O QUE FAZER AMANHÃ?
João Lemos Esteves, 05.02.10
Amiga perguntou-me via twitter (já agora, http://twitter.com/JLemosEsteves) porque razão o Governo não deixa a AR aprovar alteração à Lei das Finanças Regionais e depois revoga-a. No fundo, a pergunta é: porquê tanto barulho quando o Governo poderá fugir à deliberação do Parlamento, como indicia já a capa do jornal i de hoje? Ora, tentemos explicar de forma acessível:
1.º - A Constituição portuguesa confere ao Governo mais poderes do que qualquer outra Constituição europeia. Este órgão constitucional é, a um tempo, órgão supremo da administração pública (exerce a função administrativa, providencia pela boa execução das leis) e legislador em vastos domínios. Aliás, grande parte da legislação em vigor emana do executivo. Só que dentro da função legislativa (ou seja, o poder de elaborar as leis que regulam a nossa vida diária) há que distinguir: a competência exclusiva da AR (ou seja, matérias sobre as quais só o PARLAMENTO pode decidir, sem que o Governo possa em caso algum nelas mexer), competência relativa da AR (matérias sobre as quais o órgão deliberativo é competente, mas pode delegar no Governo, através de lei de autorização) e matéria concorrencial (uma terra de ninguém, sobre a qual quer o Governo, quer a AR podem intervir alternadamente – prosseguindo na metáfora, é uma terra de ninguém que pertence a quem chegar primeiro).

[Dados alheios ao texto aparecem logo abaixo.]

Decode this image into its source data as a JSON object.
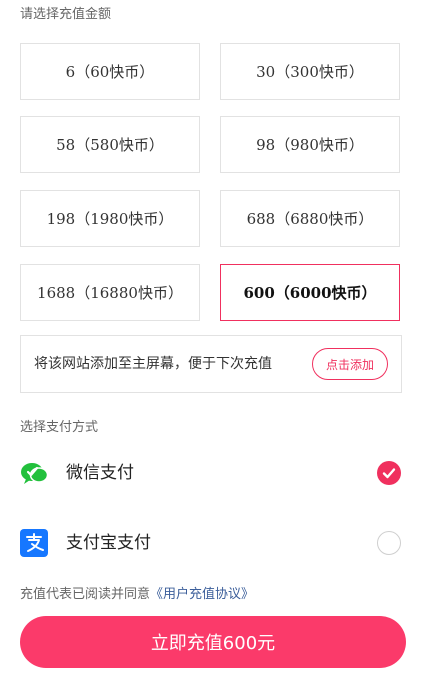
{
  "recharge": {
    "section_label": "请选择充值金额",
    "amounts": [
      {
        "label": "6（60快币）",
        "selected": false
      },
      {
        "label": "30（300快币）",
        "selected": false
      },
      {
        "label": "58（580快币）",
        "selected": false
      },
      {
        "label": "98（980快币）",
        "selected": false
      },
      {
        "label": "198（1980快币）",
        "selected": false
      },
      {
        "label": "688（6880快币）",
        "selected": false
      },
      {
        "label": "1688（16880快币）",
        "selected": false
      },
      {
        "label": "600（6000快币）",
        "selected": true
      }
    ]
  },
  "homescreen": {
    "text": "将该网站添加至主屏幕，便于下次充值",
    "button_label": "点击添加"
  },
  "payment": {
    "section_label": "选择支付方式",
    "methods": [
      {
        "name": "微信支付",
        "icon": "wechat-pay-icon",
        "selected": true
      },
      {
        "name": "支付宝支付",
        "icon": "alipay-icon",
        "selected": false
      }
    ]
  },
  "agreement": {
    "prefix": "充值代表已阅读并同意",
    "link_label": "《用户充值协议》"
  },
  "submit": {
    "label": "立即充值600元"
  },
  "colors": {
    "accent": "#f0305e",
    "button": "#fb3a6a",
    "wechat": "#22c03c",
    "alipay": "#1677ff",
    "link": "#3b5e9a"
  }
}
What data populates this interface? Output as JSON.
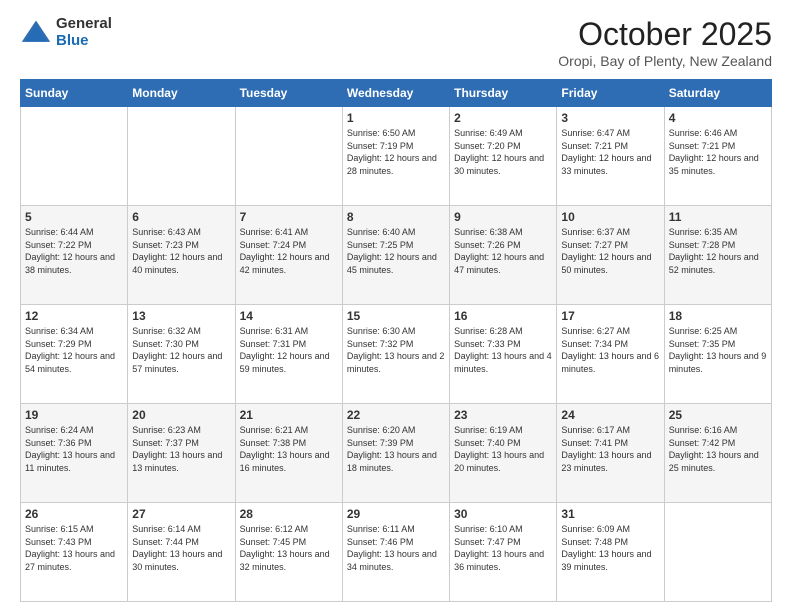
{
  "header": {
    "logo_general": "General",
    "logo_blue": "Blue",
    "month_title": "October 2025",
    "subtitle": "Oropi, Bay of Plenty, New Zealand"
  },
  "weekdays": [
    "Sunday",
    "Monday",
    "Tuesday",
    "Wednesday",
    "Thursday",
    "Friday",
    "Saturday"
  ],
  "weeks": [
    [
      {
        "day": "",
        "sunrise": "",
        "sunset": "",
        "daylight": ""
      },
      {
        "day": "",
        "sunrise": "",
        "sunset": "",
        "daylight": ""
      },
      {
        "day": "",
        "sunrise": "",
        "sunset": "",
        "daylight": ""
      },
      {
        "day": "1",
        "sunrise": "Sunrise: 6:50 AM",
        "sunset": "Sunset: 7:19 PM",
        "daylight": "Daylight: 12 hours and 28 minutes."
      },
      {
        "day": "2",
        "sunrise": "Sunrise: 6:49 AM",
        "sunset": "Sunset: 7:20 PM",
        "daylight": "Daylight: 12 hours and 30 minutes."
      },
      {
        "day": "3",
        "sunrise": "Sunrise: 6:47 AM",
        "sunset": "Sunset: 7:21 PM",
        "daylight": "Daylight: 12 hours and 33 minutes."
      },
      {
        "day": "4",
        "sunrise": "Sunrise: 6:46 AM",
        "sunset": "Sunset: 7:21 PM",
        "daylight": "Daylight: 12 hours and 35 minutes."
      }
    ],
    [
      {
        "day": "5",
        "sunrise": "Sunrise: 6:44 AM",
        "sunset": "Sunset: 7:22 PM",
        "daylight": "Daylight: 12 hours and 38 minutes."
      },
      {
        "day": "6",
        "sunrise": "Sunrise: 6:43 AM",
        "sunset": "Sunset: 7:23 PM",
        "daylight": "Daylight: 12 hours and 40 minutes."
      },
      {
        "day": "7",
        "sunrise": "Sunrise: 6:41 AM",
        "sunset": "Sunset: 7:24 PM",
        "daylight": "Daylight: 12 hours and 42 minutes."
      },
      {
        "day": "8",
        "sunrise": "Sunrise: 6:40 AM",
        "sunset": "Sunset: 7:25 PM",
        "daylight": "Daylight: 12 hours and 45 minutes."
      },
      {
        "day": "9",
        "sunrise": "Sunrise: 6:38 AM",
        "sunset": "Sunset: 7:26 PM",
        "daylight": "Daylight: 12 hours and 47 minutes."
      },
      {
        "day": "10",
        "sunrise": "Sunrise: 6:37 AM",
        "sunset": "Sunset: 7:27 PM",
        "daylight": "Daylight: 12 hours and 50 minutes."
      },
      {
        "day": "11",
        "sunrise": "Sunrise: 6:35 AM",
        "sunset": "Sunset: 7:28 PM",
        "daylight": "Daylight: 12 hours and 52 minutes."
      }
    ],
    [
      {
        "day": "12",
        "sunrise": "Sunrise: 6:34 AM",
        "sunset": "Sunset: 7:29 PM",
        "daylight": "Daylight: 12 hours and 54 minutes."
      },
      {
        "day": "13",
        "sunrise": "Sunrise: 6:32 AM",
        "sunset": "Sunset: 7:30 PM",
        "daylight": "Daylight: 12 hours and 57 minutes."
      },
      {
        "day": "14",
        "sunrise": "Sunrise: 6:31 AM",
        "sunset": "Sunset: 7:31 PM",
        "daylight": "Daylight: 12 hours and 59 minutes."
      },
      {
        "day": "15",
        "sunrise": "Sunrise: 6:30 AM",
        "sunset": "Sunset: 7:32 PM",
        "daylight": "Daylight: 13 hours and 2 minutes."
      },
      {
        "day": "16",
        "sunrise": "Sunrise: 6:28 AM",
        "sunset": "Sunset: 7:33 PM",
        "daylight": "Daylight: 13 hours and 4 minutes."
      },
      {
        "day": "17",
        "sunrise": "Sunrise: 6:27 AM",
        "sunset": "Sunset: 7:34 PM",
        "daylight": "Daylight: 13 hours and 6 minutes."
      },
      {
        "day": "18",
        "sunrise": "Sunrise: 6:25 AM",
        "sunset": "Sunset: 7:35 PM",
        "daylight": "Daylight: 13 hours and 9 minutes."
      }
    ],
    [
      {
        "day": "19",
        "sunrise": "Sunrise: 6:24 AM",
        "sunset": "Sunset: 7:36 PM",
        "daylight": "Daylight: 13 hours and 11 minutes."
      },
      {
        "day": "20",
        "sunrise": "Sunrise: 6:23 AM",
        "sunset": "Sunset: 7:37 PM",
        "daylight": "Daylight: 13 hours and 13 minutes."
      },
      {
        "day": "21",
        "sunrise": "Sunrise: 6:21 AM",
        "sunset": "Sunset: 7:38 PM",
        "daylight": "Daylight: 13 hours and 16 minutes."
      },
      {
        "day": "22",
        "sunrise": "Sunrise: 6:20 AM",
        "sunset": "Sunset: 7:39 PM",
        "daylight": "Daylight: 13 hours and 18 minutes."
      },
      {
        "day": "23",
        "sunrise": "Sunrise: 6:19 AM",
        "sunset": "Sunset: 7:40 PM",
        "daylight": "Daylight: 13 hours and 20 minutes."
      },
      {
        "day": "24",
        "sunrise": "Sunrise: 6:17 AM",
        "sunset": "Sunset: 7:41 PM",
        "daylight": "Daylight: 13 hours and 23 minutes."
      },
      {
        "day": "25",
        "sunrise": "Sunrise: 6:16 AM",
        "sunset": "Sunset: 7:42 PM",
        "daylight": "Daylight: 13 hours and 25 minutes."
      }
    ],
    [
      {
        "day": "26",
        "sunrise": "Sunrise: 6:15 AM",
        "sunset": "Sunset: 7:43 PM",
        "daylight": "Daylight: 13 hours and 27 minutes."
      },
      {
        "day": "27",
        "sunrise": "Sunrise: 6:14 AM",
        "sunset": "Sunset: 7:44 PM",
        "daylight": "Daylight: 13 hours and 30 minutes."
      },
      {
        "day": "28",
        "sunrise": "Sunrise: 6:12 AM",
        "sunset": "Sunset: 7:45 PM",
        "daylight": "Daylight: 13 hours and 32 minutes."
      },
      {
        "day": "29",
        "sunrise": "Sunrise: 6:11 AM",
        "sunset": "Sunset: 7:46 PM",
        "daylight": "Daylight: 13 hours and 34 minutes."
      },
      {
        "day": "30",
        "sunrise": "Sunrise: 6:10 AM",
        "sunset": "Sunset: 7:47 PM",
        "daylight": "Daylight: 13 hours and 36 minutes."
      },
      {
        "day": "31",
        "sunrise": "Sunrise: 6:09 AM",
        "sunset": "Sunset: 7:48 PM",
        "daylight": "Daylight: 13 hours and 39 minutes."
      },
      {
        "day": "",
        "sunrise": "",
        "sunset": "",
        "daylight": ""
      }
    ]
  ]
}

Como enquadrar aqui a Lei das Finanças Regionais? Ora, esta é uma matéria da reserva absoluta de competência legislativa da AR (art.164.º, t). O que significa que por muito que o Governo queira, em termos formais, nada pode fazer para revogar a alteração que, muito provavelmente, será aprovada hoje. Com esta particularidade: a Lei das Finanças Regionais é considerada pela nossa Lei fundamental um diploma tão importante que exige que seja aprovada por maioria absoluta dos deputados em efectividade de funções (art.166.º, n.º 2 e art.168.º, n.º 5) – chamamos, em Direito Constitucional, a este tipo de acto legislativo uma lei orgânica. Consequentemente, estas leis pautam-se pela sua rigidez, pela maior dificuldade em serem revogadas, porque, ao invés da maioria, não basta uma simples maioria: tem de reunir uma maioria absoluta para ser aprovada. Daí ser uma lei reforçada pelo procedimento.
Atendendo à capa do diário “i”, não podendo o Governo reagir por via legislativa, será que prepara medidas de retaliação? Com que extensão e natureza? Pode o país, com todos os problemas que tem, viver em clima de guerra permanente? Acho que não...
Dito isto, o formalismo do nosso processo legislativo muito provavelmente vai ser a válvula de escape do PS para já. Porquê? Há um artigo na Constituição (o artigo 229.º, n.º 2) que impõe aos órgãos de soberania a audição prévia dos órgãos de governo regional sobre questões da competência dos primeiros respietantes às regiões autónomas. Ora, como a Lei das Finanças Regionais é notoriamente uma matéria de interesse das regiões autónomas, o facto de a Assembleia Legislativa dos Açores não ter sido consultada faz com que o diploma, caso seja aprovada amanhã, esteja ferido de inconstitucionalidade formal. É claro que pode contestar dizendo que o diploma pode ser aprovado e os órgãos regionais ouvidos depois. Á luz da jurisprudência do Tribunal Constitucional não é assim – o órgão máximo da Justiça Constitucional tem sido implacável nestas questões, adoptando o critério do efeito útil. A audiçaõ aos órgãos regionais tem de ser efectuada num momento do processo legislativo ainda que seja possível condicionar ou influenciar o conteúdo do acto legislativo (a audição tem de ter um “efeito útil”). Neste caso, como não é possível ouvir o a AL dos Açores até amanhã com “efeito útil”, para evitar um “berbicacho” jurídico e aumentar a confusão, o melhor é mesmo, na minha opinião, adiar a votação.